Matt Ridley,
a well-known science journalist and author, gave a speech recently on his views
about the global warming (or should I use the term “climate change”?). It’s a long
essay containing many references and charts. Ridley claims there is another
possibility between the two well-known sides on this issue.
What
keeps science honest, what stops it from succumbing entirely to confirmation
bias, is that it is decentralized, allowing one lab to challenge another.
That’s
how truth is arrived at in science, not by scientists challenging their own
theories (that’s a myth), but by scientists disputing each other’s theories.
These
days there is a legion of well paid climate spin doctors.
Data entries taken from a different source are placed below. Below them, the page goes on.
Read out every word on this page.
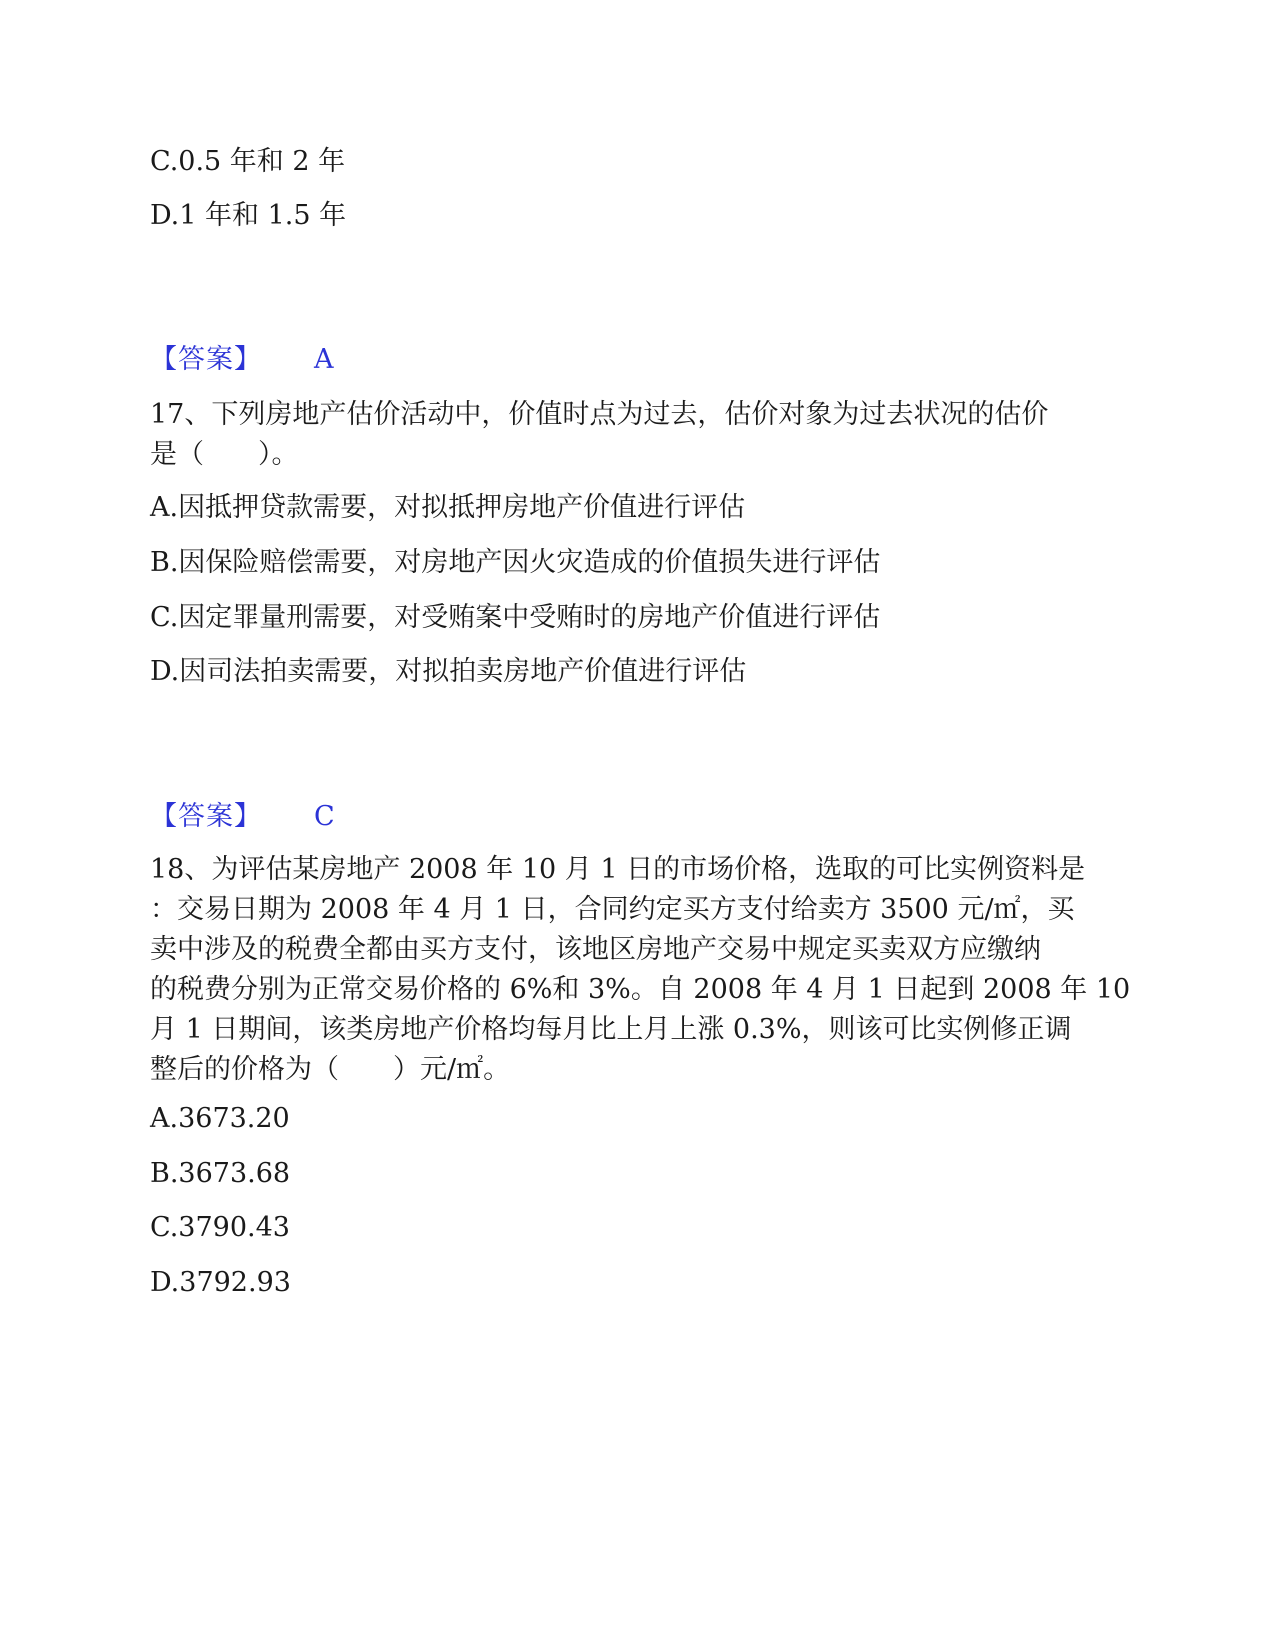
C.0.5 年和 2 年
D.1 年和 1.5 年
【答案】 A
17、下列房地产估价活动中，价值时点为过去，估价对象为过去状况的估价
是（　　）。
A.因抵押贷款需要，对拟抵押房地产价值进行评估
B.因保险赔偿需要，对房地产因火灾造成的价值损失进行评估
C.因定罪量刑需要，对受贿案中受贿时的房地产价值进行评估
D.因司法拍卖需要，对拟拍卖房地产价值进行评估
【答案】 C
18、为评估某房地产 2008 年 10 月 1 日的市场价格，选取的可比实例资料是
：交易日期为 2008 年 4 月 1 日，合同约定买方支付给卖方 3500 元/㎡，买
卖中涉及的税费全都由买方支付，该地区房地产交易中规定买卖双方应缴纳
的税费分别为正常交易价格的 6%和 3%。自 2008 年 4 月 1 日起到 2008 年 10
月 1 日期间，该类房地产价格均每月比上月上涨 0.3%，则该可比实例修正调
整后的价格为（　　）元/㎡。
A.3673.20
B.3673.68
C.3790.43
D.3792.93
Their job is to keep
the debate binary: either you believe climate change is real and dangerous or
you’re a denier who thinks it’s a hoax.
But
there’s a third possibility they refuse to acknowledge: that it’s real but not
dangerous. That’s what I mean by lukewarming, and I think it is by far the most
likely prognosis.
I
am not claiming that carbon dioxide is not a greenhouse gas; it is.
I
am not saying that its concentration in the atmosphere is not increasing; it
is.
I
am not saying the main cause of that increase is not the burning of fossil
fuels; it is.
I
am not saying the climate does not change; it does.
I
am not saying that the atmosphere is not warmer today than it was 50 or 100
years ago; it is.
And
I am not saying that carbon dioxide emissions are not likely to have caused
some (probably more than half) of the warming since 1950.
I
agree with the consensus on all these points.
I
am not in any sense a “denier”, that unpleasant, modern term of abuse for
blasphemers against the climate dogma, though the Guardian and New Scientist
never let the facts get in the way of their prejudices on such matters. I am a
lukewarmer.
I highly recommend reading the whole thing. I lean towards
Ridley’s lukewarm stance. I think we humans have some impact on climate but
from what I’ve read we’re still recovering from the last glacial period (and don’t
know when we could re-enter it) and there are a number of natural cycles that
intersect to cause periods of warming and cooling.
I recently took an Alaskan cruise where we visited several
glaciers and toured areas where the guides noted that that the glaciers from
the last Ice Age had ground down the formerly sharp mountainous features into
smooth valleys. (One guide even noted that one of the glaciers actually is
advancing.) I also know that in the previous Ice Age the Boston area (where I
live) was buried under a thick layer of ice. This layer retreated long before the
Industrial Age when humans started to generate large amounts of carbon dioxide.
This pre-human glacial retreat never comes up when I discuss global warming
with people who point to the currently retreating glaciers as their evidence
for our impact.So I guess that makes me a lukewarm Lukewarmer!